兰斯作为高等级alpha,应有极强的自愈能力,现在伤口迟迟不能愈合多半是因嵌入血肉中的晶核碎片。
心下了然的白斯言不再犹豫,他上前几刀就将伤口周围的腐肉捥掉,等内里皮肤露出来时换上镊子轻轻拨拢伤口,精细的将那些致命碎片一一取出。
这是项极其耗费精力的治疗,没挑几下,白斯言的额头就开始渗出薄汗,当他想再次按揉因过度专注而酸痛的手腕时,一直沉默伫立、如同雕塑般的凌封终于动了。
“我来吧,你歇一会。”凌封的声音干涩沙哑,带着一丝不易察觉的愧意。他像是终于意识到眼前这个冷静到近乎冷酷的Beta,不久前还身受重伤。
白斯言恍若未闻,动作没有丝毫停顿。等整整两个星时过去,肉眼下最后一枚闪着蓝色碎芒的晶核碎片终于被稳稳夹出。

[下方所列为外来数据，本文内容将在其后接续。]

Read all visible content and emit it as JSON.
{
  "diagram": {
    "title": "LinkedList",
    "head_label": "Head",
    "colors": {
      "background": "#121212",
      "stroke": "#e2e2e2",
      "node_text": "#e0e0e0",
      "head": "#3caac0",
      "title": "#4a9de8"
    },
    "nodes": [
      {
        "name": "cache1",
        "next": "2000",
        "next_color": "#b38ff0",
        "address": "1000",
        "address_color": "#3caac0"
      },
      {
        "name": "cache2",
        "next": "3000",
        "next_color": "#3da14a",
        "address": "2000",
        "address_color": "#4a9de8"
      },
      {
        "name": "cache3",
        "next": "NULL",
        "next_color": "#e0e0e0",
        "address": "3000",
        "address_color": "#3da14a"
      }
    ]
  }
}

当镊子落下的一瞬间,强烈的眩晕感排山倒海般袭来,白斯言眼前骤然一黑,身体不受控制地向后倒去
一直紧盯着他的凌封手疾眼快的将人接住,两个人的身体虽紧密贴合在一起,可脸上的表情只有冰冷和僵硬。
“我…”凌封喉结滚动。
“放开!”白斯言猛地挣脱那个怀抱,踉跄站稳,在迅速整理好衣襟后,一言不发地踏出了压抑的窝棚。

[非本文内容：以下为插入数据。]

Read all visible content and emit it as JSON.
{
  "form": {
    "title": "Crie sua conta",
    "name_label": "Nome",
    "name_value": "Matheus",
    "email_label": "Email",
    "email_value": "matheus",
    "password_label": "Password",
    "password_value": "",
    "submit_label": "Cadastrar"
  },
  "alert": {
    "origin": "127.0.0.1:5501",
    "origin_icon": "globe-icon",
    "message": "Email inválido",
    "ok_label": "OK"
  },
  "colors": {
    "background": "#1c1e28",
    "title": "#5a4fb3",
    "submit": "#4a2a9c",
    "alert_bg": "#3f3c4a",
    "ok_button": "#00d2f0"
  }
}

外面灼热干燥的风裹挟着焦糊与血腥的气息,瞬间扼住了白斯言的喉咙。他仰起头,注视着死星上空那片永恒不散的、如同凝固血块般的暗红天幕,在心底无声对兰斯说了声对不起。
如果这里不是死星,那白斯言可以将人送回第五星尽力医治,可面对流放地严密的防守,他自己都自身难保。
唯一一次带人逃离的机会,绝不能浪费在一个连基础体检都无法通过的濒死之人身上…
想到那个必须带出去的目标,白斯言用力按压着突突直跳的太阳穴,目光不由自主地,再次投向窝棚里那个如同困兽般挣扎的身影。